Consequência: Você fica traumatizado e passa a amaldiçoar cada novo clássico que passa por suas mãos num domingo preguiçoso e chuvoso que antecede a prova de Literatura. O que é uma lástima...

   Já diziam vários inominados que não há neste mundo quem não goste de ler, há apenas quem ainda não encontrou o livro certo, aquele que o impulsionará a ir atrás de outro, outro e outro...
   Uns encontram o livro certo mais cedo, logo quando aprendem a ler. Outros o encontram no meio do percurso, um pouco mais velhos. E outros simplesmente desistem... Algo que nós não queremos que vocês também façam!
   Talvez esse também não seja o seu problema... Você já gosta de ler, certo? Mas evita ao extremo qualquer título assinado por um brasileiro, pois acredita que só de Capitus e Bentinhos viva a nossa literatura. Um erro e um grande preconceito, não só seu, porém de muitos outros jovens que, sem sequer conhecer o produto das suas origens, adquirem bestsellers americanos em massa. Olá, Brasil! Nós também produzimos livros, e de qualidade, senhores, senhoras e senhoritas!
   Para resolver esse problema, selecionei três livros brasileiros que poderão proporcionar um grande prazer a todos vocês, e sem terem que consultar um dicionário o tempo todo, ainda que seja bom para adquirir um vocabulário mais extenso...

1. De Amor e Amizade – Crônicas para Jovens, Clarice Lispector
Rocco Jovens Leitores | Na cotação: R$13,79 a R$20,00 | Na Submarino

   Clarice Lispector, embora também seja pedida em muitas listas de vestibular, não faz o estereótipo clássico pesado, de folhas amarelas com palavras antiquadas. Clarice é modernista, é inspiradora e encanta com sua forma fascinante e muito palpável de falar sobre sentimentos. E melhor, para jovens.
   As crônicas são leves, rápidas e nos fazem refletir, muitas vezes, sobre situações comuns a respeito de amor e amizade. Uma leitura rápida, leve e deliciosa. Duvido que você não saia adorando Clarice depois deste livro.
   Destaque às crônicas “Amor Imorredouro”, “Quem Escreveu Isto?”, “Por Não Estarem Distraídos”, “Lúcio Cardoso”, “As Dores da Sobrevivência” e “Sérgio Porto”.

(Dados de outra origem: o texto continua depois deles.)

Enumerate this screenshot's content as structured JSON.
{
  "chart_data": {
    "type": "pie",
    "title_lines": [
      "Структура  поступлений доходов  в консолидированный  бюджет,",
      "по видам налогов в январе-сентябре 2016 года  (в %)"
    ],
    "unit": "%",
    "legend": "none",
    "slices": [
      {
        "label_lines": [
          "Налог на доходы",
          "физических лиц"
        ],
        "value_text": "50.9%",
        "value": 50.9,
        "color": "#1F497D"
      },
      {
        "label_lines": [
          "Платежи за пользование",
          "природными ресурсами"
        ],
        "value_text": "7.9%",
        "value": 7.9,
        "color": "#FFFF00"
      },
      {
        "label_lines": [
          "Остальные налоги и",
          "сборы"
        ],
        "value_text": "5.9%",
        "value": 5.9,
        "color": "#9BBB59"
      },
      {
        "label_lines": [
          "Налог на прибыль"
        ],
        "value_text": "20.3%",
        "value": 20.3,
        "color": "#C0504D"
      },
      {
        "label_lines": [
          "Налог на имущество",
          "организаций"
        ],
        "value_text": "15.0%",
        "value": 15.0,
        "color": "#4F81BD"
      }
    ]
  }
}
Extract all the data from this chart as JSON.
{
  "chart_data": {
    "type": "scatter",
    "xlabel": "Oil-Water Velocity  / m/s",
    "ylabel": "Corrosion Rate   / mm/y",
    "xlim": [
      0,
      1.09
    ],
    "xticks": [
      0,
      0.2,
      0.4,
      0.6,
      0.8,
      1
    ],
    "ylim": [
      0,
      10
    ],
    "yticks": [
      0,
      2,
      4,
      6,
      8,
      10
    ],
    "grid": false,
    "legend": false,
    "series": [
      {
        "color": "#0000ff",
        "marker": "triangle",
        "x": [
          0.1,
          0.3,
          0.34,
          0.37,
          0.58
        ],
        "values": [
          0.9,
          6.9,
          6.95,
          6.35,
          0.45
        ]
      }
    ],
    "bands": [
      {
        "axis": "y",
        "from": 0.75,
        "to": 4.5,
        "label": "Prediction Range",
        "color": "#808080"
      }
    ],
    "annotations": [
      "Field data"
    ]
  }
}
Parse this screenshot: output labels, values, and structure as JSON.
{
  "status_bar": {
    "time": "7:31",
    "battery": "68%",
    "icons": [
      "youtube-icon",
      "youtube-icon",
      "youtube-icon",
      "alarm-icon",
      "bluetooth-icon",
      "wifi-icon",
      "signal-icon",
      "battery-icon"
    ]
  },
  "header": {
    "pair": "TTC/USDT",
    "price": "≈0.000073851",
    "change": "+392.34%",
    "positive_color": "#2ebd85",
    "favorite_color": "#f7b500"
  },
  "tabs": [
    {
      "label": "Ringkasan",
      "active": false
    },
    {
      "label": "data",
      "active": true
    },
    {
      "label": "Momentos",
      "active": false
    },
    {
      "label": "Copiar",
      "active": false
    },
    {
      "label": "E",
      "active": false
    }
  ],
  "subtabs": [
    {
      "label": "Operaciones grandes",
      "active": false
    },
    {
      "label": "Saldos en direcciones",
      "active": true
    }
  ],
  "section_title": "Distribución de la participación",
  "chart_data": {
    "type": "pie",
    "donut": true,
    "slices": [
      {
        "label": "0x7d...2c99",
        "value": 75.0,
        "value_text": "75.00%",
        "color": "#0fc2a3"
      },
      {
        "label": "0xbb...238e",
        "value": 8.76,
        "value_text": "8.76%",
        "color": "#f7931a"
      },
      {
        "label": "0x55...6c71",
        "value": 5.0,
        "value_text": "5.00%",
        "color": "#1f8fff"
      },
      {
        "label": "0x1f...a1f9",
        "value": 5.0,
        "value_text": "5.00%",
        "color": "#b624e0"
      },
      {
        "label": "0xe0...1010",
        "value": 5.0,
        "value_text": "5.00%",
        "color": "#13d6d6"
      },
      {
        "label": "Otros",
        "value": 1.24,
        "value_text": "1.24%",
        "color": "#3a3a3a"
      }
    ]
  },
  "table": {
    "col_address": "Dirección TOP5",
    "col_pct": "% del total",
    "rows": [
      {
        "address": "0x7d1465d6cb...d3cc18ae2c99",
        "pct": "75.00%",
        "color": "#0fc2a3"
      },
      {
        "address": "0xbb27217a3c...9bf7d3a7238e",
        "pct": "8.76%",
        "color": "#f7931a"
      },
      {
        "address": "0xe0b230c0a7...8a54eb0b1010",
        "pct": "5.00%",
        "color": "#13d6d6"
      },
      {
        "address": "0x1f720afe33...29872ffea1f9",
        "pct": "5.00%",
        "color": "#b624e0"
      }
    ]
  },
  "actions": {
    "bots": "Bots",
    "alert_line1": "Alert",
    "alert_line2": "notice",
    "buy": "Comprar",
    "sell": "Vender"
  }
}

“Havia a levíssima embriaguez de andarem juntos, a alegria como quando se sente a garganta um pouco seca e se vê que por admiração se estava de boca entreaberta: eles respiravam de antemão o ar que estava à frente, e ter esta sede era a própria água deles. Andavam por ruas falando e rindo, falavam e riam para dar matéria e peso à levíssima embriaguez que era a alegria da sede deles.”
p. 43 (Por Não Estarem Distraídos)

2. Antes do Baile Verde – Contos, Lygia Fagundes Telles
Companhia das Letras  | Na cotação: R$26,20 a R$37,00 | Fnac

   Para quem gosta de romances longos, é sempre interessante passar pela origem de qualquer um deles: os contos. Um dos textos mais magníficos e versáteis de toda a literatura.
   Lygia Fagundes Telles conduz todos os seus contos com maestria e com uma atmosfera exótica, daquelas que te faz sempre duvidar do que ocorrerá. Os finais surpreendem, e as histórias muitas vezes não têm problemáticas enormes, que envolvam acontecimentos super, ou hiper dramáticos (guerras entre vampiros e lobisomens... agora são anjos, né? Casos à parte) estão vetados. Lygia é autora das minúcias, dos pequenos detalhes que nos rondam no cotidiano, o que apenas contribui para sua genialidade.
   Os contos têm os famosos finais abertos, que sempre deixam um quê de dúvida no ar, uma liberdade gostosa e frases atípicas. Sim, as frases que encerram os contos de Antes do Baile Verde (que dá nome a um conto, diga-se de passagem) são talvez o que há de mais incrível na literatura da autora.
   Destaque aos contos: “Apenas um Saxofone”, “O Moço do Saxofone”, “Antes do Baile Verde”, “Meia-noite em Ponto em Xangai”, “Venha Ver o Pôr do Sol”, “As Pérolas” e “O Menino.”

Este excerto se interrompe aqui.